New Hampshire's current list of "Licensed, Certified, and Registered Occupations" takes up a 245-page PDF. Our state protects us not only from the menace of unlicensed Embalmers, but also Wildlife Control Operators. Thanks be to the legislature, we can finally sleep at night, perhaps after seeing a (licensed) Pastoral Psychotherapist.


■ Google Chrome now (allegedly) does some ad-blocking by default, so I've gingerly turned off AdBlock Plus. (What's more obnoxious than sites with ads? Sites that nag you about having an ad-blocker enabled.)

Anyway, James Lileks discusses the ads that make the internet horrible. (It's at the Star-Tribune site, which—ahem—may make you sit on an ad page before proceeding to the article.) For example, there's…

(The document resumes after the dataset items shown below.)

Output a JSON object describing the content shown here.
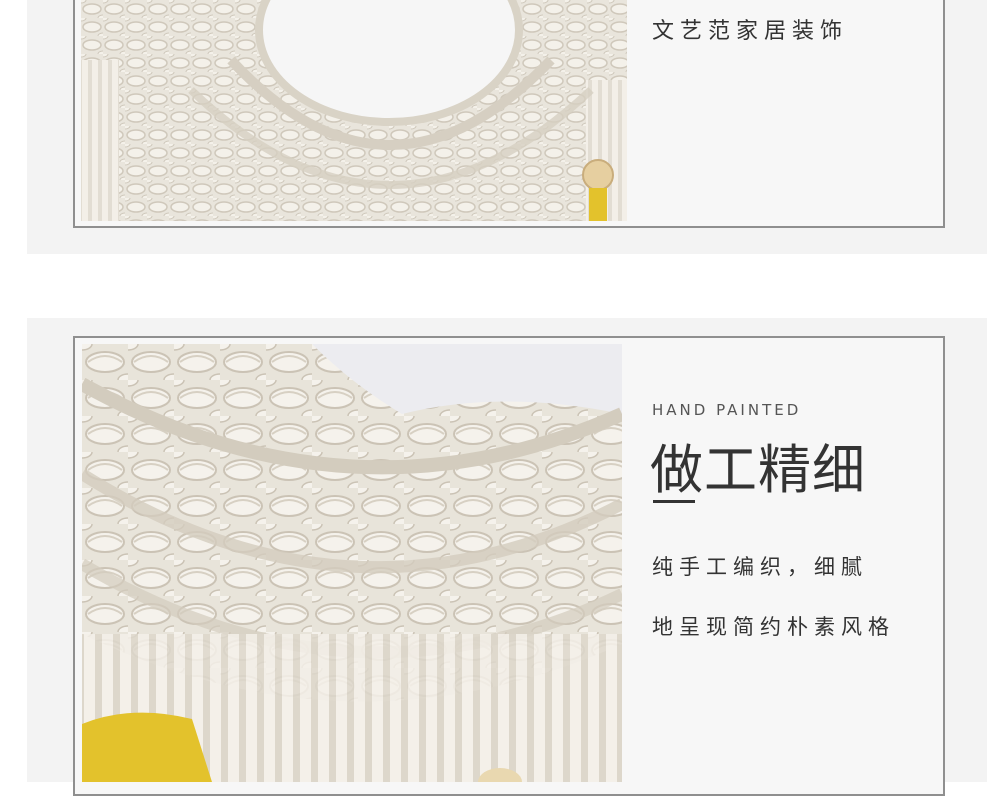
{
  "top_section": {
    "caption": "文艺范家居装饰"
  },
  "bottom_section": {
    "eyebrow": "HAND PAINTED",
    "headline": "做工精细",
    "body_line1": "纯手工编织，细腻",
    "body_line2": "地呈现简约朴素风格"
  },
  "colors": {
    "panel_bg": "#f3f3f3",
    "frame_border": "#8f8f8f",
    "text": "#333333",
    "yarn_cream": "#f1ede4",
    "tassel_yellow": "#e3c22c"
  },
  "images": {
    "top_photo": "macrame-wall-mirror-photo",
    "bottom_photo": "macrame-closeup-photo"
  }
}
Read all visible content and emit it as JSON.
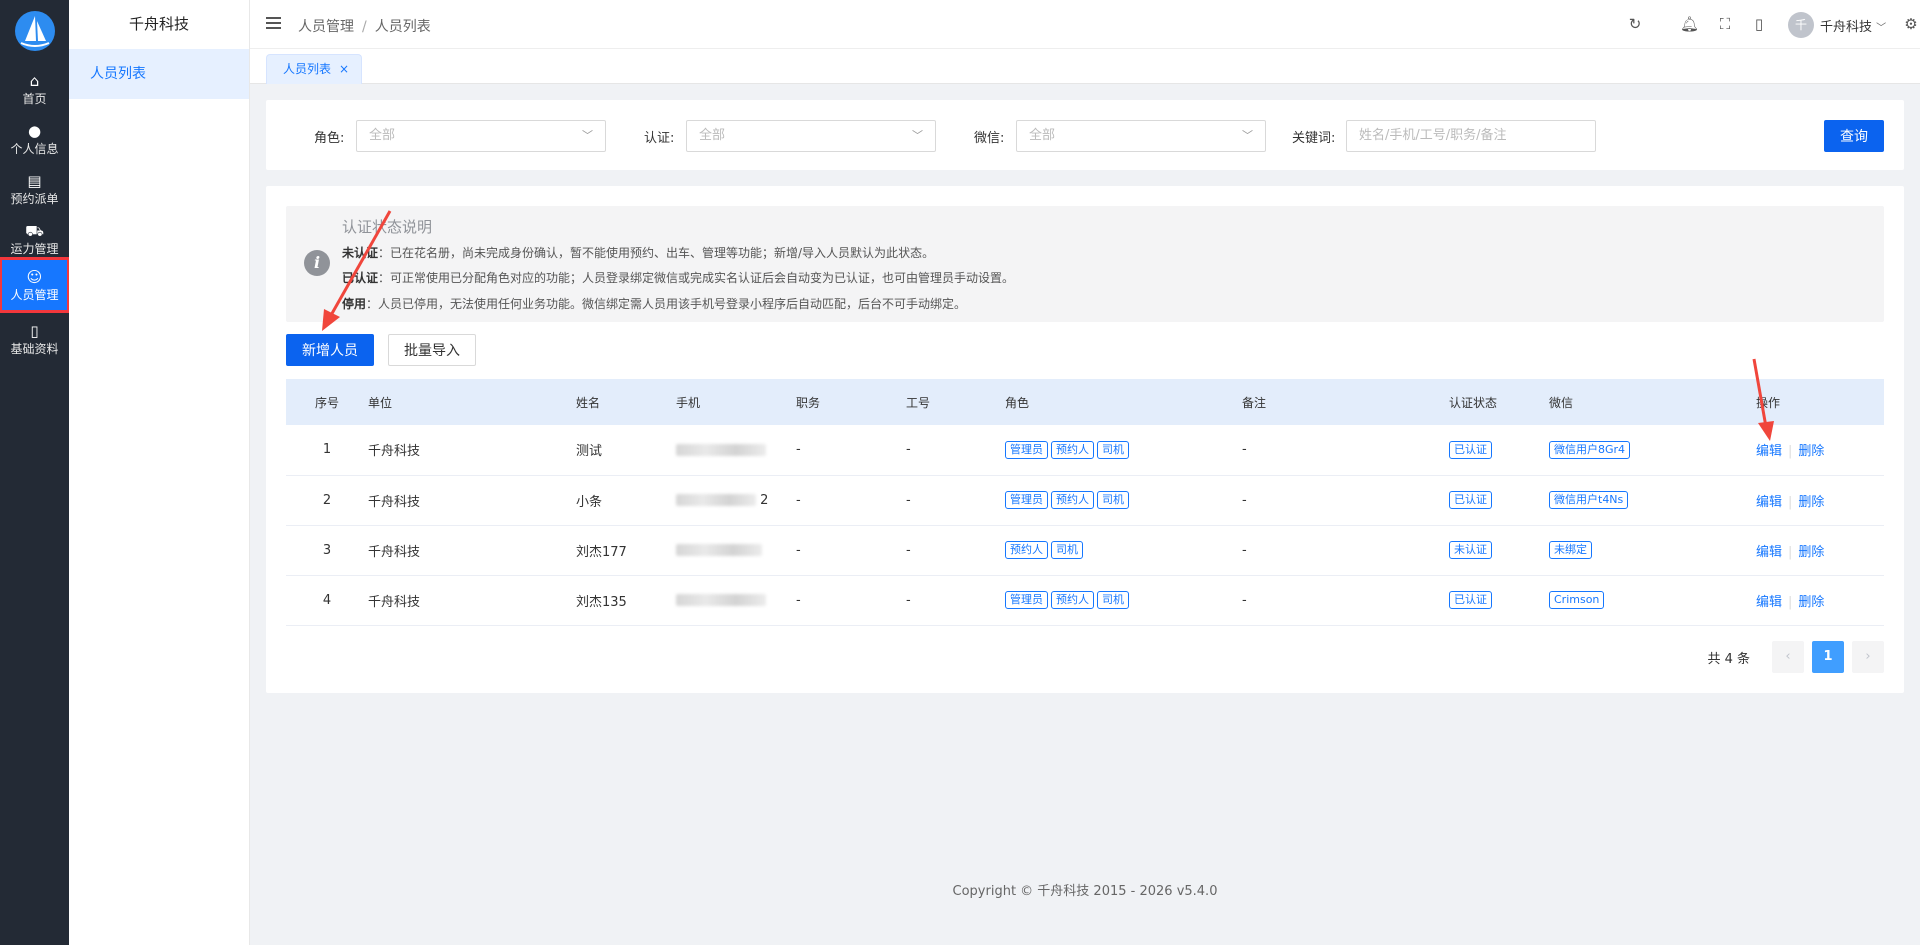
{
  "rail": {
    "items": [
      {
        "label": "首页",
        "icon": "home-icon"
      },
      {
        "label": "个人信息",
        "icon": "user-icon"
      },
      {
        "label": "预约派单",
        "icon": "document-icon"
      },
      {
        "label": "运力管理",
        "icon": "truck-icon"
      },
      {
        "label": "人员管理",
        "icon": "person-icon"
      },
      {
        "label": "基础资料",
        "icon": "book-icon"
      }
    ]
  },
  "submenu": {
    "brand": "千舟科技",
    "item": "人员列表"
  },
  "header": {
    "breadcrumb": [
      "人员管理",
      "人员列表"
    ],
    "avatar_letter": "千",
    "user_name": "千舟科技"
  },
  "tab": {
    "label": "人员列表",
    "close": "×"
  },
  "filter": {
    "role_label": "角色:",
    "role_value": "全部",
    "auth_label": "认证:",
    "auth_value": "全部",
    "wechat_label": "微信:",
    "wechat_value": "全部",
    "keyword_label": "关键词:",
    "keyword_placeholder": "姓名/手机/工号/职务/备注",
    "query_button": "查询"
  },
  "notice": {
    "title": "认证状态说明",
    "lines": [
      {
        "key": "未认证",
        "text": "：已在花名册，尚未完成身份确认，暂不能使用预约、出车、管理等功能；新增/导入人员默认为此状态。"
      },
      {
        "key": "已认证",
        "text": "：可正常使用已分配角色对应的功能；人员登录绑定微信或完成实名认证后会自动变为已认证，也可由管理员手动设置。"
      },
      {
        "key": "停用",
        "text": "：人员已停用，无法使用任何业务功能。微信绑定需人员用该手机号登录小程序后自动匹配，后台不可手动绑定。"
      }
    ]
  },
  "actions": {
    "add": "新增人员",
    "import": "批量导入"
  },
  "table": {
    "headers": [
      "序号",
      "单位",
      "姓名",
      "手机",
      "职务",
      "工号",
      "角色",
      "备注",
      "认证状态",
      "微信",
      "操作"
    ],
    "edit_label": "编辑",
    "delete_label": "删除",
    "rows": [
      {
        "idx": "1",
        "unit": "千舟科技",
        "name": "测试",
        "phone_tail": "",
        "job": "-",
        "no": "-",
        "roles": [
          "管理员",
          "预约人",
          "司机"
        ],
        "remark": "-",
        "auth": "已认证",
        "wechat": "微信用户8Gr4"
      },
      {
        "idx": "2",
        "unit": "千舟科技",
        "name": "小条",
        "phone_tail": "2",
        "job": "-",
        "no": "-",
        "roles": [
          "管理员",
          "预约人",
          "司机"
        ],
        "remark": "-",
        "auth": "已认证",
        "wechat": "微信用户t4Ns"
      },
      {
        "idx": "3",
        "unit": "千舟科技",
        "name": "刘杰177",
        "phone_tail": "",
        "job": "-",
        "no": "-",
        "roles": [
          "预约人",
          "司机"
        ],
        "remark": "-",
        "auth": "未认证",
        "wechat": "未绑定"
      },
      {
        "idx": "4",
        "unit": "千舟科技",
        "name": "刘杰135",
        "phone_tail": "",
        "job": "-",
        "no": "-",
        "roles": [
          "管理员",
          "预约人",
          "司机"
        ],
        "remark": "-",
        "auth": "已认证",
        "wechat": "Crimson"
      }
    ]
  },
  "pager": {
    "total": "共 4 条",
    "current": "1",
    "prev": "‹",
    "next": "›"
  },
  "footer": "Copyright © 千舟科技 2015 - 2026 v5.4.0",
  "colors": {
    "primary": "#0b63ef",
    "rail_bg": "#232a35",
    "highlight_outline": "#f2373c"
  }
}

Smarm: There's a picture of a female golfer, or a javelin thrower, or a competitive swimmer, and one of the following phrases: "The cameraman just kept shooting" (implication: because her clothes came off). Or, "She didn't know why the crowd was cheering (because her clothes came off). Or, "The cast gasped but the actress kept going" (which was odd because she didn't know her clothes had come off).

Confession: I sometimes get trapped by clickbait. Even once is too often.


■ Pre-retirement, I had to pay attention to Common Vulnerabilities and Exposures. I'm kind of glad the pressure's off, because this year's list (provided by xkcd) looks challenging:

[xkcd on the 2018 CVE List]

Mouseover: "CVE-2018-?????: It turns out Bruce Schneier is just two mischevious kids in a trenchcoat."